Dann kam der Rhein-Pfalz-Kreis mit dem Vorschlag, die Umgehung etwas größer zu planen und mittels Bypass eine neue Anbindung des Verkehrs aus und in die Verbandsgemeinde Lambsheim-Heßheim sowie von und zur Autobahn 6 zu schaffen. Das wäre für den Ortsteil Roxheim von Vorteil und brächte die Gemeinde dem Ziel eines zweiten Bahnhaltepunkts mit Parkanlage näher.

Gebot der Stunde: Fantasievoll planen

Und wie geht es jetzt weiter? Wer macht den nächsten Schritt, um all das zusammenzuführen? Diese Frage hat Bürgermeister Michael Müller (SPD) seinem Parteifreund Martin Haller aus dem Landtag gestellt, der nach eigenen Angaben vor einer Woche in Bobenheim-Roxheim ein Treffen in großer Runde und mit Staatssekretär Andy Becht (FDP) initiiert hat.

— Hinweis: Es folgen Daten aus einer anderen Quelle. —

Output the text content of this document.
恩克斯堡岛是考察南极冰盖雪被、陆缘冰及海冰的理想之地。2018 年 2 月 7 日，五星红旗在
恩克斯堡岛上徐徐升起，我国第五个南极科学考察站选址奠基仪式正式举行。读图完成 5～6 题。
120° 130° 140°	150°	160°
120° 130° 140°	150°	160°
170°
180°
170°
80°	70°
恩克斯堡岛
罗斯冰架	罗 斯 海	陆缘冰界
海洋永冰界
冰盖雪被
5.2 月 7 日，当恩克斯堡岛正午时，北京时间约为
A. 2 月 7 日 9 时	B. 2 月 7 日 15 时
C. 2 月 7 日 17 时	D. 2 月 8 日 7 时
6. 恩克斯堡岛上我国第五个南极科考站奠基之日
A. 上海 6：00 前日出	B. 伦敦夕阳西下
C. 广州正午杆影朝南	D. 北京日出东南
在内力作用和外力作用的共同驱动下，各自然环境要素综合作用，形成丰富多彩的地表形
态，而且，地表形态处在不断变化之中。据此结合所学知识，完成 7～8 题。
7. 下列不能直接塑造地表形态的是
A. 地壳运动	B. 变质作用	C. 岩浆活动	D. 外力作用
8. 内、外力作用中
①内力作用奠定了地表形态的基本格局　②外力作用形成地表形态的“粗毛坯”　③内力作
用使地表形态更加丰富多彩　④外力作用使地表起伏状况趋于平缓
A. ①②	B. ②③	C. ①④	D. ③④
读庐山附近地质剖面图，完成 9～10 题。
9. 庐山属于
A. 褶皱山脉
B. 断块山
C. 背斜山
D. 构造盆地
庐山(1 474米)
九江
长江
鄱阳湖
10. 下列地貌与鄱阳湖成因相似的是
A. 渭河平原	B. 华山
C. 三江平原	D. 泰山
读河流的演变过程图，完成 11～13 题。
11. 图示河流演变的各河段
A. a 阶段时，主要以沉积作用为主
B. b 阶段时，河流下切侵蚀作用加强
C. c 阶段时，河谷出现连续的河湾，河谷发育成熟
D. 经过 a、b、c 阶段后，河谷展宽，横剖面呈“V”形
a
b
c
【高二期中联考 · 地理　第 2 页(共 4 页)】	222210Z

Dabei sei deutlich geworden, dass die bislang vom Rhein-Pfalz-Kreis skizzierte große Umgehung in ihrem südlichen Abschnitt anders verlaufen müsse, um auf die nach Großniedesheim führende Kreisstraße 6 zu stoßen, so Müller. Auch sei es unrealistisch, in diesem Abschnitt ein größeres Gewerbegebiet zu etablieren. Aber das sieht der Bürgermeister nicht als großes Problem an.

Wichtiger sei für ihn das positive Signal gewesen, dass sich Umgehung und Wohnbauentwicklung nicht ausschließen. Müller: „Die Kernaussage von Staatssekretär Becht war: Plant mal fantasievoll weiter! Ihr fliegt deswegen nicht aus der Priorisierung raus“, sagt Müller.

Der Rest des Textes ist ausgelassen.